Brewers Video
Luis Lara made his big-league debut Tuesday in St. Louis. He had an immediate impact, and there are many ways he can help this year's team. But how can he progress from a complementary piece in a crowded outfield mix to the full-timer the Brewers envisioned when they signed him to a long-term, pre-debut extension?
First, let's do a quick review of his background. Lara is a 21-year-old outfield prospect who has surged up the team’s minor-league ladder since he signed for $1.1 million out of Venezuela. He quickly made a name for himself, leapfrogging the team’s Arizona Complex League team to play with the Single-A Carolina Mudcats to start the 2023 campaign. That year started a trend of three years out of four wherein the speedy center fielder logged a batting average above .250.
Lara rose all the way up to play with the Triple-A Nashville Sounds this year, where he slashed .321/.432/.470, all career-bests, across 78 games. His ability to play the Brewers’ style of baseball at a high level at every stop earned him the chance he gets now: to represent the team at the highest level, still four months before his 22nd birthday.
Game-Wrecking Speed
The Venezuela native is diminutive, at 5-foot-7 and 169 pounds, so it’s no secret that his forte is getting up the line in a hurry. Lara is fresh off back-to-back 40-steal seasons, swiping 45 bases with the High-A Wisconsin Timber Rattlers in 2024 before finishing one steal shy of that total with the Double-A Biloxi Shuckers last year. Lara’s speed is well above average, and it supplements his strongest attribute, fielding.
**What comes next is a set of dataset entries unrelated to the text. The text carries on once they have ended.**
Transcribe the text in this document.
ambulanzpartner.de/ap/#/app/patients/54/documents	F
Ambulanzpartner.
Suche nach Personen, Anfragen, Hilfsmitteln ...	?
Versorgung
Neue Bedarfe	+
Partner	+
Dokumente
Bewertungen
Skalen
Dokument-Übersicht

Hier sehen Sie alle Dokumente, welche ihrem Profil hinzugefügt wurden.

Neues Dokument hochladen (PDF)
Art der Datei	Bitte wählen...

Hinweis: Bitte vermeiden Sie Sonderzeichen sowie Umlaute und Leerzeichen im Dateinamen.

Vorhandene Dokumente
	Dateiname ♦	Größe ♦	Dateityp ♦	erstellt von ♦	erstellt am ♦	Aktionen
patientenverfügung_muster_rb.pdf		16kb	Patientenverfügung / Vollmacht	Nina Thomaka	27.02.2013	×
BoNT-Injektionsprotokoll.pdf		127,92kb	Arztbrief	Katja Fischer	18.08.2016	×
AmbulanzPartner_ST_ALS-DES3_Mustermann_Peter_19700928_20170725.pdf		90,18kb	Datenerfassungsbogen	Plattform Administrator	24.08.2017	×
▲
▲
The speedy outfielder’s fielding tool earned a 70-grade on MLB Pipeline’s 20-to-80 scouting scale. This is someone who, despite his young age, you could argue has mastered the art of being a commanding center fielder as well as just about anybody. His scouting report states that he makes the correct initial reads and can cover plenty of ground gap-to-gap. He also piled up 10 outfield assists in the 2025 campaign.
Power On The Rise
Given that small size we mentioned, though, Lara has never hit for much power—until now. The switch-hitting prospect was strictly a doubles and triples guy in the past, but he ran into nine home runs over the course of 78 games in Nashville this year, which would put him on pace for an 18-home run performance across a 162-game season. For context, Lara had just 10 home runs over 391 games entering the 2026 season. As a result, his on-base plus slugging (OPS) metric ballooned to a career-best .902, .170 better than his previous career high across a couple of minor-league levels back in 2023.
Where Does He Fit?
The question for Lara now becomes: Where will he fit in the grand scheme of the Brewers’ outfield? Right now, he joins the team’s active roster, accompanying Jackson Chourio, Sal Frelick, Greg Jones and Garrett Mitchell. Chourio is locked down on a long-term deal and will not come out of the lineup much at all, barring injury. Frelick notably plays the most comparable style to Lara, never topping out past a .752 OPS but offering speed, defense and intensity. He'll be arbitration-eligible for the first time this winter, so some decision is pending, at least. Mitchell is on year two of arbitration after settling for $950,000 this year, and as a center fielder, he occupies the spot Lara seems to fit best. He's having such a good year, though, that it's not clear the team should or would displace him in order to install Lara, now or later.
Lara will likely be a rotational piece in 2026, but with him getting an extension earlier this year, an everyday outfield spot should be in his future. At this moment, the best guess is that his time will come at the expense of Frelick and Mitchell, with each getting spelled against some left-handed starters. To find a deeper toehold next year, though, he'll have to show he can do as much for the club as those guys have already done—or wait for the Brewers to get an offer on one of them that they can't refuse.